Our results indicate that modulation of the efficacy of Sorafenib through combinations with VK1 and/or IGF1-R antagonists results in synergistic inhibition of HCC cell migration.
新出现的证据表明,索拉非尼与维生素 K1(VK1)联合使用可能会导致肝细胞癌(HCC)细胞迁移和增殖的协同抑制。尽管存在这种协同作用,但由于与肿瘤微环境的相互作用导致的耐药性,其益处可能会受到限制。胰岛素样生长因子-1(IGF1)信号作为 HCC 细胞生长、迁移和耐药性的重要调节剂。因此,我们旨在探讨索拉非尼与 VK1 和/或 IGF1-R 拮抗剂联合应用对 HCC 细胞的影响。
划痕迁移实验用于评估源自 PLC/PRF/5、HLF 和 Hep3B 细胞的 HCC 细胞的迁移能力。使用 CompuSyn 软件评估索拉非尼、VK1 和 IGF1-R 拮抗剂对 HCC 细胞迁移的协同、相加或拮抗作用。使用 DyLight 554 鬼笔环肽染色评估这些化合物对 HCC 细胞骨架组织的影响。使用 Erk1/2 和 Akt 激活试剂盒和 Western blot(Mek、JNK、Akt、Paxillin 和 p38)分别分析 PLC/PRF/5 细胞中增殖和迁移相关信号通路。

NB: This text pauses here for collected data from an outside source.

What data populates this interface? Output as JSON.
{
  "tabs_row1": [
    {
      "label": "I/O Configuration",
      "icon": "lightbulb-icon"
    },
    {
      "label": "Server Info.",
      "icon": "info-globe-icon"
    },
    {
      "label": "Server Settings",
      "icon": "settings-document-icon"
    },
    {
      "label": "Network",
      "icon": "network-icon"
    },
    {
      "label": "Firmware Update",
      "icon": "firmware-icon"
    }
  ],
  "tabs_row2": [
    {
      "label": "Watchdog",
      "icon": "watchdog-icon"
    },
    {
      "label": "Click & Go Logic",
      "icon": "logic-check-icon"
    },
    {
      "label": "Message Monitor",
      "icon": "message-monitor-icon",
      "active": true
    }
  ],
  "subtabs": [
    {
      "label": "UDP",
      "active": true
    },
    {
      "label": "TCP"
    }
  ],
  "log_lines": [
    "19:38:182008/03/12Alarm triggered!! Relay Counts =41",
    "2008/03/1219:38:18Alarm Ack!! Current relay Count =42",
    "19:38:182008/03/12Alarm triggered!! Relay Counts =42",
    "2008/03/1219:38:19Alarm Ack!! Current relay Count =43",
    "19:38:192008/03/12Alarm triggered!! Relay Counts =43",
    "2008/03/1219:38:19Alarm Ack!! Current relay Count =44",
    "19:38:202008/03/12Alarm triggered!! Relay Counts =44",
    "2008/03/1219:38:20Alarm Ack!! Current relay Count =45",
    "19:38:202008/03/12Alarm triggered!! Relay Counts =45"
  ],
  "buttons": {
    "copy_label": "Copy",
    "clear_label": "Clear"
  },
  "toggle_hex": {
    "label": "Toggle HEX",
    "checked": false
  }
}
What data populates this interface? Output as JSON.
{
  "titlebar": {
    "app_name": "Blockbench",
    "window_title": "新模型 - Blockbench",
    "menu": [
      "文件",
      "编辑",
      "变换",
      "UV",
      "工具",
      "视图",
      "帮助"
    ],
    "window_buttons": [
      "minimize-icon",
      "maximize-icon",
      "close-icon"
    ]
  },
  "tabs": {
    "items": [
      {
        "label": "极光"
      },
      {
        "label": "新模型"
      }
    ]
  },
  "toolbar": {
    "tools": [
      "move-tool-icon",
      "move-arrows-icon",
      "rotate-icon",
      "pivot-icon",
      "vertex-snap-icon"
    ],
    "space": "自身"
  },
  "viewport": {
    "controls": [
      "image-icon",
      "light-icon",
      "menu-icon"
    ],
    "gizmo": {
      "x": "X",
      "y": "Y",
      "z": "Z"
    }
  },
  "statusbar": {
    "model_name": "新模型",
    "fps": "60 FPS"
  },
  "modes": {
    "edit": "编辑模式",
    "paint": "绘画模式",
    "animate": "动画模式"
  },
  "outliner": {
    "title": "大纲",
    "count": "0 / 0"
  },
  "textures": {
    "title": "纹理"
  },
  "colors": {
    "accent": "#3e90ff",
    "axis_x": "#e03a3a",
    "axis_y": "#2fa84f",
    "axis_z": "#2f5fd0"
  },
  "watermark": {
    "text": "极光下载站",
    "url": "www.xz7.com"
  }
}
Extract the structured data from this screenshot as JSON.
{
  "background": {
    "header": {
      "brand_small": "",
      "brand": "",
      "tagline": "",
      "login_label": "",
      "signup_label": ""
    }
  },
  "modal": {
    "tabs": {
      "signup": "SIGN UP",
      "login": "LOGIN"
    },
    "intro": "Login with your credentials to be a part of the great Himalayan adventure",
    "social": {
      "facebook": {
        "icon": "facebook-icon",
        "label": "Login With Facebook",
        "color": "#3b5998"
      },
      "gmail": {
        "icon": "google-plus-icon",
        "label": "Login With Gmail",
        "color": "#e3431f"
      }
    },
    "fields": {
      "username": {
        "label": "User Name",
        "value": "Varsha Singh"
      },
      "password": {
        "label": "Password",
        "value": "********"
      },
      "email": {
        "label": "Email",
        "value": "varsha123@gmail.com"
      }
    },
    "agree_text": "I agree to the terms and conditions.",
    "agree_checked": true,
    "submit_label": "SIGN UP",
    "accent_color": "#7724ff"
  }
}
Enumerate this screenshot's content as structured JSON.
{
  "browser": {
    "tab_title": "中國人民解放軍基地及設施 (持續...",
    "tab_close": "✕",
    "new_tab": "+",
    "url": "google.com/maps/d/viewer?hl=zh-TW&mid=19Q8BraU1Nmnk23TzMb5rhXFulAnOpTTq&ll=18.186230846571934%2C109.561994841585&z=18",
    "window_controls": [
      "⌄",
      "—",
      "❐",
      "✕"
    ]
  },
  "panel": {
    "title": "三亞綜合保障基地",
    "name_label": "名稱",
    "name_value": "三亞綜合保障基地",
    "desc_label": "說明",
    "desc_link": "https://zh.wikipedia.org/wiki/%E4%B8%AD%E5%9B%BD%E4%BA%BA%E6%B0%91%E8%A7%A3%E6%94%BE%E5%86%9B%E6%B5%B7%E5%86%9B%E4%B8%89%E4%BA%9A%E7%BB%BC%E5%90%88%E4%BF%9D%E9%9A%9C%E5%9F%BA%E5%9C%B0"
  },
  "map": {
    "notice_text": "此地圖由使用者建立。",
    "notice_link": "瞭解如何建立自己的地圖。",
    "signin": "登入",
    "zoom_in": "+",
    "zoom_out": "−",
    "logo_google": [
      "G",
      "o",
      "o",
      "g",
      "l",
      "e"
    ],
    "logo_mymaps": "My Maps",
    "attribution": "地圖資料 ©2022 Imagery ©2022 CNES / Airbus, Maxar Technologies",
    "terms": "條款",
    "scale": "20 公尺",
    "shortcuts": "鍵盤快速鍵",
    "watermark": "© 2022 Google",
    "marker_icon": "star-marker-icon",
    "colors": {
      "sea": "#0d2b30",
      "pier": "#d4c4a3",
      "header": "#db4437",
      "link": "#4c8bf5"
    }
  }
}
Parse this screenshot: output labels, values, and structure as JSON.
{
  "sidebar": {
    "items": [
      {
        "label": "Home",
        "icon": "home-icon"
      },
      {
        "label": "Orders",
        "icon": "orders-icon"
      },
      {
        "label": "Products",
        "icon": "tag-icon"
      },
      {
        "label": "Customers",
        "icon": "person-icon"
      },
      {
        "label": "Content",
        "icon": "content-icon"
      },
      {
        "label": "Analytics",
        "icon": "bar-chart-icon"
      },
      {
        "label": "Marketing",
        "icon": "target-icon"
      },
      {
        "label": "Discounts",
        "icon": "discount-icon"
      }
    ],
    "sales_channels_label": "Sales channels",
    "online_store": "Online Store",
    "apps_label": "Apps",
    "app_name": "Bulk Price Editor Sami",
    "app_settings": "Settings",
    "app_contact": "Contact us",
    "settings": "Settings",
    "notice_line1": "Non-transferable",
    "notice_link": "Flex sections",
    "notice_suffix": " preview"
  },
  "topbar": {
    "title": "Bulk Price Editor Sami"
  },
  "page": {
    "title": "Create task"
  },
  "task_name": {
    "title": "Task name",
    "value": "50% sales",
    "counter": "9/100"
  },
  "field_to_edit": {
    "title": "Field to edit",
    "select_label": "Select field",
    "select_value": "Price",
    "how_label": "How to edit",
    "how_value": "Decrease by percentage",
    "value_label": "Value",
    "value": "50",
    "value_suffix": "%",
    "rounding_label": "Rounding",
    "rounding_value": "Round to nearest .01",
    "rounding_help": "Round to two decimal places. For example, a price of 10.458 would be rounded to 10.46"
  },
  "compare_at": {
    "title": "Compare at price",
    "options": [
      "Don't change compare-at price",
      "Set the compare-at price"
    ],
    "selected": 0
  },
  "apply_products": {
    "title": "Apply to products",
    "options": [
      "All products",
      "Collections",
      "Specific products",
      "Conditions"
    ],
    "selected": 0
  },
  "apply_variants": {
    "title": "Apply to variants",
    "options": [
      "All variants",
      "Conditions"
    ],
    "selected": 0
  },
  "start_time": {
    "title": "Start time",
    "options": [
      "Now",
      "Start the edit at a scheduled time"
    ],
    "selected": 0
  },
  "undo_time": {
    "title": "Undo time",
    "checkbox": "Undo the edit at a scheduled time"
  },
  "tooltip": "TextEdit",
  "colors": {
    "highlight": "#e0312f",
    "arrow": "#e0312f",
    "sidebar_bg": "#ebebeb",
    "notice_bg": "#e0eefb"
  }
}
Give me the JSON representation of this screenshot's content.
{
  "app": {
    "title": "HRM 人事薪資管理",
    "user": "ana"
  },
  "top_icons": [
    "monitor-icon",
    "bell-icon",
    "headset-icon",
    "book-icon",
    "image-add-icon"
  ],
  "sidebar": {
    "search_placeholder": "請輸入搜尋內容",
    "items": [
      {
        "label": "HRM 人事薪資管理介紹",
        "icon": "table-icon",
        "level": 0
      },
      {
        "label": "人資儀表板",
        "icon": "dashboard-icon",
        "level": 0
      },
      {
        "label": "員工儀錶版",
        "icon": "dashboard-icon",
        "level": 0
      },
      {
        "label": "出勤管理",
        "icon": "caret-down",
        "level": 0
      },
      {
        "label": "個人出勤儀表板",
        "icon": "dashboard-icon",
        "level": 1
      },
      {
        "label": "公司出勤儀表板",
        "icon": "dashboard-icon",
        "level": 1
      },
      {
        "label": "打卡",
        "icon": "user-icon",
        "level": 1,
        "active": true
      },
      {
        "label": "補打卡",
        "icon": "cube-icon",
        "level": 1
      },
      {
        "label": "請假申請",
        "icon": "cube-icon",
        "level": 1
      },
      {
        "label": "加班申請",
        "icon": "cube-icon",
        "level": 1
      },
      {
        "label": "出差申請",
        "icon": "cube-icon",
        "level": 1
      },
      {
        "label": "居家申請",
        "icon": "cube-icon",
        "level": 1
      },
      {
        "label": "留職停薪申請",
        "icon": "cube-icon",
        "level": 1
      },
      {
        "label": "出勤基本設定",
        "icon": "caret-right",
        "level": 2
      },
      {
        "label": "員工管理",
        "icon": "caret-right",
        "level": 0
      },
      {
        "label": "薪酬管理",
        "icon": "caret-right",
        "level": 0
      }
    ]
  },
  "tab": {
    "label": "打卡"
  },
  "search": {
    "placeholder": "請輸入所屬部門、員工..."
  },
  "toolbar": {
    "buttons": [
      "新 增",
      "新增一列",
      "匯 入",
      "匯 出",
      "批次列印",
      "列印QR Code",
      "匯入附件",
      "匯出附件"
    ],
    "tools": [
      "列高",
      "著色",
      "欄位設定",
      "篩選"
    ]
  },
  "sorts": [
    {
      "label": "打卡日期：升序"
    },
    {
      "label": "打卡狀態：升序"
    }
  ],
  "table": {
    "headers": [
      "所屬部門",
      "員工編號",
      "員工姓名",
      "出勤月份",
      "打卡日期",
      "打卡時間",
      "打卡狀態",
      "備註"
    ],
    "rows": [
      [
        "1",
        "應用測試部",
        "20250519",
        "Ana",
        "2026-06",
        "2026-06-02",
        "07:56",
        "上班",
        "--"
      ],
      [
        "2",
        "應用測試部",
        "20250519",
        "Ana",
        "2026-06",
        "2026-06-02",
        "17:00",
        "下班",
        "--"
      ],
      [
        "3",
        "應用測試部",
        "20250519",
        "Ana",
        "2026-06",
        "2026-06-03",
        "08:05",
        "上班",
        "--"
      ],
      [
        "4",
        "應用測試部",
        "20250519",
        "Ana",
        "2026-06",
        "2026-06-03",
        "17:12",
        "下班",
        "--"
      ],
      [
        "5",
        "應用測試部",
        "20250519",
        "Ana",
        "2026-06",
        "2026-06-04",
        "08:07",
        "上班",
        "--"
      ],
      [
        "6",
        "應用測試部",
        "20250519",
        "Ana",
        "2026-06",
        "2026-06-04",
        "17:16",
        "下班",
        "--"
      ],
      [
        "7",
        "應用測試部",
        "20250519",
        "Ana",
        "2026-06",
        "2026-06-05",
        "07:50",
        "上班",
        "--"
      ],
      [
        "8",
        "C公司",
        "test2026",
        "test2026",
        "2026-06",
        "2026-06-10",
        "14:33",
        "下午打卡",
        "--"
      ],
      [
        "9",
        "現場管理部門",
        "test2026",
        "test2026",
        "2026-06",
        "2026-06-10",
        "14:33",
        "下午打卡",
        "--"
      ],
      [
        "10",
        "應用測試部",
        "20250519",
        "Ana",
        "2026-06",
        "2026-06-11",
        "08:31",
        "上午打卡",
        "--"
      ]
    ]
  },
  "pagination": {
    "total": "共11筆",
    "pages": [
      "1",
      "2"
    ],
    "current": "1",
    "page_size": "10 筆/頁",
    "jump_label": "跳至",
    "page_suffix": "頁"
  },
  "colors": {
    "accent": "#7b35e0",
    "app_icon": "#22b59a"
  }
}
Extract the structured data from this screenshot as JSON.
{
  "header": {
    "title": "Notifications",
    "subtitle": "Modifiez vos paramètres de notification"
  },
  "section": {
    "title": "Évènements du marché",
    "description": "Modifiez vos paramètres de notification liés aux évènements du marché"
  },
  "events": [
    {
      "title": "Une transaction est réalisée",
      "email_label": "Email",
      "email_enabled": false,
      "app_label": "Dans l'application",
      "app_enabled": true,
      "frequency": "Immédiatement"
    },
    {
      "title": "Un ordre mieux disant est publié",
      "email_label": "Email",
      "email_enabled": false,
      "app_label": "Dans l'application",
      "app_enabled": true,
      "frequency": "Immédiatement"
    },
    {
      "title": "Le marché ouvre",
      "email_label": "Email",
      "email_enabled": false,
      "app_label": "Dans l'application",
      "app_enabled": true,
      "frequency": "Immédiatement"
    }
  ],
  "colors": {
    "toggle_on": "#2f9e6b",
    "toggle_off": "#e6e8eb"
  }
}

评估了 IGF1-R 拮抗剂 GSK1838705A 和 OSI-906 在单独或联合使用索拉非尼和/或 VK1 后对 HCC 细胞迁移抑制的影响。我们发现,在 PLC/PRF/5、HLF 和 Hep3B 细胞中,GSK1838705A 或 OSI-906 的固定剂量与不同剂量的索拉非尼和/或 VK1 联合使用时具有协同作用。在较高的索拉非尼和/或 VK1 浓度下,协同作用的水平更强,而在较低的浓度下则较低或不存在,不同测试的细胞系之间存在一些差异。此外,我们发现,在 PLC/PRF/5 和 HLF 细胞中,IGF1-R 阻断通过改变 MAPK 信号级联中一些主要蛋白的磷酸化水平,强烈增强了索拉非尼和/或 VK1 诱导的 F-肌动蛋白的减少和重分布,这对于细胞迁移是必需的。
我们的结果表明,通过与 VK1 和/或 IGF1-R 拮抗剂联合使用来调节索拉非尼的疗效,可导致 HCC 细胞迁移的协同抑制。